Enquanto subia as escadas para retornar ao interior da casa, um pensamento e uma esperança assomaram, acelerando-lhe o coração.

Quem sabe o menino…

 

 

7 comentários

  1. André
    26/11/12 at 12:09

    Gama, vc havia postado anteriormente esse texto no (excelente) blog da Selma, e gosto muito, como tudo que vc faz: sem dúvida que os livros são importantes na formação de nossa sensibilidade, pois com eles ganhamos cultura, ampliamos nosso vocabulário, aumentamos o senso crítico, melhoramos nossa visão de mundo e viajamos dentro dele. Dos que eu li recentemente, como anotei certa vez, o que mais gostei foi Verdade Tropical, do mestre Caetano: se eu pudesse, leria mais um milhão de vezes de tão bom que é. Eu viajo nesse livro.
    Abração.

    • Antonio Carlos A. Gama
      26/11/12 at 13:06

      Se não me engano indiquei “Verdade Tropical” a você ou comentamos a respeito, não foi, André?

      • André
        26/11/12 at 20:49

        É verdade Gama, em um post de abril vc se referiu a esse livro e eu fiquei curioso, vc tbém me indicou.
        Sempre tive curiosidade de saber a que se referia, antes de ler eu pensava que se tratava de uma biografia do Caetano, mas prioriza suas lembranças do tempo do tropicalismo, sem se limitar a isso. Comprei o livro e pretendo reler em breve.
        Abraço.

        • Antonio Carlos A. Gama
          26/11/12 at 20:53

          André corre lá no Bloghetto que Selma postou uma música em sua homenagem.

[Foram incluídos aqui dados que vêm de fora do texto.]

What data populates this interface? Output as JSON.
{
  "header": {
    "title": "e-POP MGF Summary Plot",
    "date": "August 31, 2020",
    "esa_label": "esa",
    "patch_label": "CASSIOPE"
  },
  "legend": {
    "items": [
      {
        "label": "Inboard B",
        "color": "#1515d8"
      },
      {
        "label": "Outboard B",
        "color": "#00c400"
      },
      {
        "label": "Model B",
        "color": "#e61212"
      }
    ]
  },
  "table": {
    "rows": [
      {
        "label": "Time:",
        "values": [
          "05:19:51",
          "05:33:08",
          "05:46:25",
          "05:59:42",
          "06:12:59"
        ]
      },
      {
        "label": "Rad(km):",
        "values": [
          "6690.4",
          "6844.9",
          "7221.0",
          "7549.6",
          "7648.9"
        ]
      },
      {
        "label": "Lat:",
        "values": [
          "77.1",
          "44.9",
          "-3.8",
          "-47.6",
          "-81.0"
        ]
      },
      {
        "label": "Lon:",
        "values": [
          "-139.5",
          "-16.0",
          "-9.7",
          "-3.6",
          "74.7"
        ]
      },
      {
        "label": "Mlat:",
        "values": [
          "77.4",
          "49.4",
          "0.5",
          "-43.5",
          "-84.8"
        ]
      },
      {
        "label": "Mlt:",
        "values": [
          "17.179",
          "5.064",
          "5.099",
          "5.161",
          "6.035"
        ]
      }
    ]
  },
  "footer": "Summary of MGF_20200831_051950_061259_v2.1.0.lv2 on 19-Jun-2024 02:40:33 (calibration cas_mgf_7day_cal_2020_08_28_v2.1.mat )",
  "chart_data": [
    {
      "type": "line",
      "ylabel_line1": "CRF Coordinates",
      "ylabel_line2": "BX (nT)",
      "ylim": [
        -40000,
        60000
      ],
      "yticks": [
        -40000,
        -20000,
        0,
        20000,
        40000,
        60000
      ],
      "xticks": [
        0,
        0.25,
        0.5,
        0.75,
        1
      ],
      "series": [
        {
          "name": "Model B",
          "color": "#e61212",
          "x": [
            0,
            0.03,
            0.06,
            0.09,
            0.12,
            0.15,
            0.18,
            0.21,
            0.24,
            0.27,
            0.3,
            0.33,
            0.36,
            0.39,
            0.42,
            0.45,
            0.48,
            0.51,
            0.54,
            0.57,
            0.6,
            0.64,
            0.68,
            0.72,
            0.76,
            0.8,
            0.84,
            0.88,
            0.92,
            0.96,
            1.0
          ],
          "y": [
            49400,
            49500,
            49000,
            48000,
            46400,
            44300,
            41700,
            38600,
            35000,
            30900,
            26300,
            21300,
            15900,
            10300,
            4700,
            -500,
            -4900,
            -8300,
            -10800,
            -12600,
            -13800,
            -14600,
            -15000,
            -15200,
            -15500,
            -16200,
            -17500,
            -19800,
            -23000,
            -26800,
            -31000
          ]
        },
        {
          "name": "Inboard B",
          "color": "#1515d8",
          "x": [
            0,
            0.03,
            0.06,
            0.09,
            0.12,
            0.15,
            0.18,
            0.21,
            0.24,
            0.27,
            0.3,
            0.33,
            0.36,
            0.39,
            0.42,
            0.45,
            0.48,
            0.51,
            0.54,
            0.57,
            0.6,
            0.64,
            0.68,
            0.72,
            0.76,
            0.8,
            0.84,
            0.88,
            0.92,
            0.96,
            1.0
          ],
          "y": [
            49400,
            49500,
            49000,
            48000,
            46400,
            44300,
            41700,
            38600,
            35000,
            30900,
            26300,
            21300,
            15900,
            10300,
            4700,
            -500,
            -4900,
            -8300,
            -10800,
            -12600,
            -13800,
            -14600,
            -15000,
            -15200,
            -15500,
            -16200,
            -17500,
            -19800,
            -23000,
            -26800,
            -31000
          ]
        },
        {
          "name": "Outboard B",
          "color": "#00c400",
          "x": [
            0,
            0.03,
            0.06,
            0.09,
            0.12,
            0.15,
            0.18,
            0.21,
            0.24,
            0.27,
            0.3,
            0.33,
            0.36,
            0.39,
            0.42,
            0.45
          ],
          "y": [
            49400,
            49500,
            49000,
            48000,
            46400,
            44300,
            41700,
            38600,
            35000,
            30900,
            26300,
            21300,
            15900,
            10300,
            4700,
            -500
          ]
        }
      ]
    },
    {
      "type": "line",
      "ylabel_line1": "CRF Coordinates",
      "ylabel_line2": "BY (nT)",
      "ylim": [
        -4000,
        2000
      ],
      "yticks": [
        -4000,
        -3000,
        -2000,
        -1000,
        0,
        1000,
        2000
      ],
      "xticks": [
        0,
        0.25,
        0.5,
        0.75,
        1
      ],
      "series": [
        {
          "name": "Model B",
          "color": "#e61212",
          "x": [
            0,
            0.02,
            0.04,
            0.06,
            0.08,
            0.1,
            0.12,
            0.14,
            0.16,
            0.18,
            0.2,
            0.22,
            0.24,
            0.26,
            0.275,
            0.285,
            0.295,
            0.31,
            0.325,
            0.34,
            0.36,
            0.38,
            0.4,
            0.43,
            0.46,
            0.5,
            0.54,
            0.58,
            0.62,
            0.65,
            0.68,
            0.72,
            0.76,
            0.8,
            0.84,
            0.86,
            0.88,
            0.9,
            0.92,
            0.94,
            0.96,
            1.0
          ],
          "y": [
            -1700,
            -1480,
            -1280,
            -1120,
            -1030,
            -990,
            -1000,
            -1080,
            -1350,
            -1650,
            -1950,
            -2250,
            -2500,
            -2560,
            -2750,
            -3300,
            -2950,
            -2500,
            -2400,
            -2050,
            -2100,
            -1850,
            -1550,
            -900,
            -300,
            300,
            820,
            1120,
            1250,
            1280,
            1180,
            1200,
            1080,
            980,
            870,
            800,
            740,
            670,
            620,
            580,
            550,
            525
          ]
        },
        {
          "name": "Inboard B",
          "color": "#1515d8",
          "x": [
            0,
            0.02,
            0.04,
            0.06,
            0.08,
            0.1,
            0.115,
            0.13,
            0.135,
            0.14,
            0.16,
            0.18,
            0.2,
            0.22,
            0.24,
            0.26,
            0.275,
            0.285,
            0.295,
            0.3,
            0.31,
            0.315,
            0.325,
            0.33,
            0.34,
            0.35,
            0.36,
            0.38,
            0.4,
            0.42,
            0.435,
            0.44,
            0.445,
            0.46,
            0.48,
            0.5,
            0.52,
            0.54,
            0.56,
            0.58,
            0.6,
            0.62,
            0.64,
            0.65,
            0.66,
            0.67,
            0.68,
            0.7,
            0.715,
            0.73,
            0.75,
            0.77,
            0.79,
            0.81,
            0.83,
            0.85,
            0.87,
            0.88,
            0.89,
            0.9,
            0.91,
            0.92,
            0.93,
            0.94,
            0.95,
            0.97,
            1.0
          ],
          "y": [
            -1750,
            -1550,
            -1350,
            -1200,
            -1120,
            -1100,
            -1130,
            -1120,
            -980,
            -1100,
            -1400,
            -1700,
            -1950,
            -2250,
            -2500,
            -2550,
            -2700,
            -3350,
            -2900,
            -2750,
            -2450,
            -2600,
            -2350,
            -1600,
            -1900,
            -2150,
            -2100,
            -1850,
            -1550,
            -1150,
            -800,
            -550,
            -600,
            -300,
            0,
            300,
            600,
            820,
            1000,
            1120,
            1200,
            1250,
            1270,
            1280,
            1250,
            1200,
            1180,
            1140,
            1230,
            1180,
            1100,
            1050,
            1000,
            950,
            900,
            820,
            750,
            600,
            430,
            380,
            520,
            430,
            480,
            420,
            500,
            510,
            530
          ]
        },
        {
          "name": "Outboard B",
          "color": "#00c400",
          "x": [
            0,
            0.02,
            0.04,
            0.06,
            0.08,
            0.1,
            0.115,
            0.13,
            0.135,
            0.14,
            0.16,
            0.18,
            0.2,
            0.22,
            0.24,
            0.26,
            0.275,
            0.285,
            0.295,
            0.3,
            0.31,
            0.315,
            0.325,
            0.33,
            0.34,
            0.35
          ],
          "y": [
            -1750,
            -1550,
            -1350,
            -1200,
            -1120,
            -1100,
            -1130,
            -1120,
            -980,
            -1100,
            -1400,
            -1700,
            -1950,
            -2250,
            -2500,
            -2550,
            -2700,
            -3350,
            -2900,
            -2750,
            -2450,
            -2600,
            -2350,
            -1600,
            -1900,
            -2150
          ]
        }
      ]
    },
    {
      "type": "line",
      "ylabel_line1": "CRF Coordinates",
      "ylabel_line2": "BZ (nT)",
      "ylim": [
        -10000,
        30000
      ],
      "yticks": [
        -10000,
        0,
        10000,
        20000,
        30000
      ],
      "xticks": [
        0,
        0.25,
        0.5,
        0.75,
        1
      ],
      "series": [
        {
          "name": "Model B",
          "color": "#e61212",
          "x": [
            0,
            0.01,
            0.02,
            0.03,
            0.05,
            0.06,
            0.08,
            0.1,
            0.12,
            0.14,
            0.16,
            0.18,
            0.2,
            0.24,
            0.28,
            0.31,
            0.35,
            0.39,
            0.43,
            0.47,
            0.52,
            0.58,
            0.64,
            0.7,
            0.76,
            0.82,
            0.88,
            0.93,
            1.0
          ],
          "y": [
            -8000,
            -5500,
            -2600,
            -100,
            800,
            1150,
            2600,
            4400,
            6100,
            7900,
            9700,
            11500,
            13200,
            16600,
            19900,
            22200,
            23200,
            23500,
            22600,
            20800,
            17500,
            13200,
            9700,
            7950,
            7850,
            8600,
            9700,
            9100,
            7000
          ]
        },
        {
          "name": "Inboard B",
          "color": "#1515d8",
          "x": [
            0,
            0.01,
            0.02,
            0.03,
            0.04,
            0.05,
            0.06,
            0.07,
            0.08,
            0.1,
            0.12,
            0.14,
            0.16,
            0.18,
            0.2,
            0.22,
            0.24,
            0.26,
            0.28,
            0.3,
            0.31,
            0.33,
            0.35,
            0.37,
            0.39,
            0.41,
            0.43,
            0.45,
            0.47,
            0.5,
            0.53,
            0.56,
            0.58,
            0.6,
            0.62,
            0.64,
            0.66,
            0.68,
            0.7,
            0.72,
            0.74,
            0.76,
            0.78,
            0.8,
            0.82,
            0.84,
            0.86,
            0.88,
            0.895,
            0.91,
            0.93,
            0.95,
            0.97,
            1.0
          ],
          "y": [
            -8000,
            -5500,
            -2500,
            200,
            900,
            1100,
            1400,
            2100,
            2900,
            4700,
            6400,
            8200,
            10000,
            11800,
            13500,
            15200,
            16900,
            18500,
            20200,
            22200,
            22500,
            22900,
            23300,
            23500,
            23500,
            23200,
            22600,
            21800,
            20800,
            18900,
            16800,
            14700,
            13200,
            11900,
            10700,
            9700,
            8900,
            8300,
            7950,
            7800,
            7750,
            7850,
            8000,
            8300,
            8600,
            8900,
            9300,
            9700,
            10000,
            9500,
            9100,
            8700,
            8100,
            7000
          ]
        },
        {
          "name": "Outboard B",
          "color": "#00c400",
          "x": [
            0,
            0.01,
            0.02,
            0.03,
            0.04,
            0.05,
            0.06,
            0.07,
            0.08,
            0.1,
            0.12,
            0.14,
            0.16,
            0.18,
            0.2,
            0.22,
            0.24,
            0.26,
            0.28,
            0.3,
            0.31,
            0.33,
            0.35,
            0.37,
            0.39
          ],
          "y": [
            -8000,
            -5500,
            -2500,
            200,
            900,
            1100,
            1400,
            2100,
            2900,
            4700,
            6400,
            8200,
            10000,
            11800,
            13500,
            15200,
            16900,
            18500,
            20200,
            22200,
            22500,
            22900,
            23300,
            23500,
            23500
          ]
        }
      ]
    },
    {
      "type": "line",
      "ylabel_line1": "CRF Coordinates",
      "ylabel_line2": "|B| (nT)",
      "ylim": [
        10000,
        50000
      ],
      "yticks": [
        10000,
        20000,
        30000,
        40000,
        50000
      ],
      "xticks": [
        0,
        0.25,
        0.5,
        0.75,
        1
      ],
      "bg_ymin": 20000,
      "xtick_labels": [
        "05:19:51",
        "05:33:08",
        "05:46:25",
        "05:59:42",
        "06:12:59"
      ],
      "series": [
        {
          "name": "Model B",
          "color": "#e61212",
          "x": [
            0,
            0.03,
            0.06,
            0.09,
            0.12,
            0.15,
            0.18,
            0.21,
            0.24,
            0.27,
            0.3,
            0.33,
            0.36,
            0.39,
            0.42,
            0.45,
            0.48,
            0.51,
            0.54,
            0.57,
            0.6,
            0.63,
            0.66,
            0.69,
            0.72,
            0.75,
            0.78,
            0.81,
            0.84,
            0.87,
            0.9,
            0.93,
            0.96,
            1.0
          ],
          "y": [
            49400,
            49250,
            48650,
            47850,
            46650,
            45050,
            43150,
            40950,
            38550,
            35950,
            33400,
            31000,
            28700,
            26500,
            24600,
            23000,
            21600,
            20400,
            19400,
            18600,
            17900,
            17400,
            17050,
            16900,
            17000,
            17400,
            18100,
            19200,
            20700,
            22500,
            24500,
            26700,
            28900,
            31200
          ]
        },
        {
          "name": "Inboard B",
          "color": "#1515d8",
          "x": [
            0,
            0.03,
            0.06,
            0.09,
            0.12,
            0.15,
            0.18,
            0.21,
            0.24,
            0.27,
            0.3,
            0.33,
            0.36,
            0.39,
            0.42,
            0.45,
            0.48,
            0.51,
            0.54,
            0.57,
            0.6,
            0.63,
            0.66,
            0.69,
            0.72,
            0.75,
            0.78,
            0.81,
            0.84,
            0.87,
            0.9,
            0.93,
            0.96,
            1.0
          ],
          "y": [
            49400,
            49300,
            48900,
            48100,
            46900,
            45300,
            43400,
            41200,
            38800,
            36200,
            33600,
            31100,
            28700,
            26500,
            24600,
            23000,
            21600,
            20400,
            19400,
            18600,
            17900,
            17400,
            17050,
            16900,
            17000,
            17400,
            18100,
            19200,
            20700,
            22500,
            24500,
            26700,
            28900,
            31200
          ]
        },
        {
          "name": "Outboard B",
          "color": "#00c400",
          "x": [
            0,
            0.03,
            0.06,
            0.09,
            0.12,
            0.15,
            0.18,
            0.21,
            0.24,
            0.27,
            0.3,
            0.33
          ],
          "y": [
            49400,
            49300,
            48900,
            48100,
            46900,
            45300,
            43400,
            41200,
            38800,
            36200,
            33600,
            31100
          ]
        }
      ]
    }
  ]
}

          Não avisei antes porque não tenho seu e- mail e você comenta aqui com um endereço fictício.

  2. André
    26/11/12 at 21:14

    Gama, eu vi… nem sei como agradecê-la e retribuir essa gentileza que me fez. Ela é demais.
    Abraço.

  3. 27/11/12 at 8:39

    Que belo conto, meu amigo. Tão bem tecidas as palavras…

    Beijocas! 

  4. sonia kahawach
    28/11/12 at 8:02

    Lindo, lindo, lindo! Adorei e reli umas três vezes, imaginando cada lance e tudo o que acontecia por trás da atitude do homem em busca do livro. V. sabe que minha imaginação voa longe, né?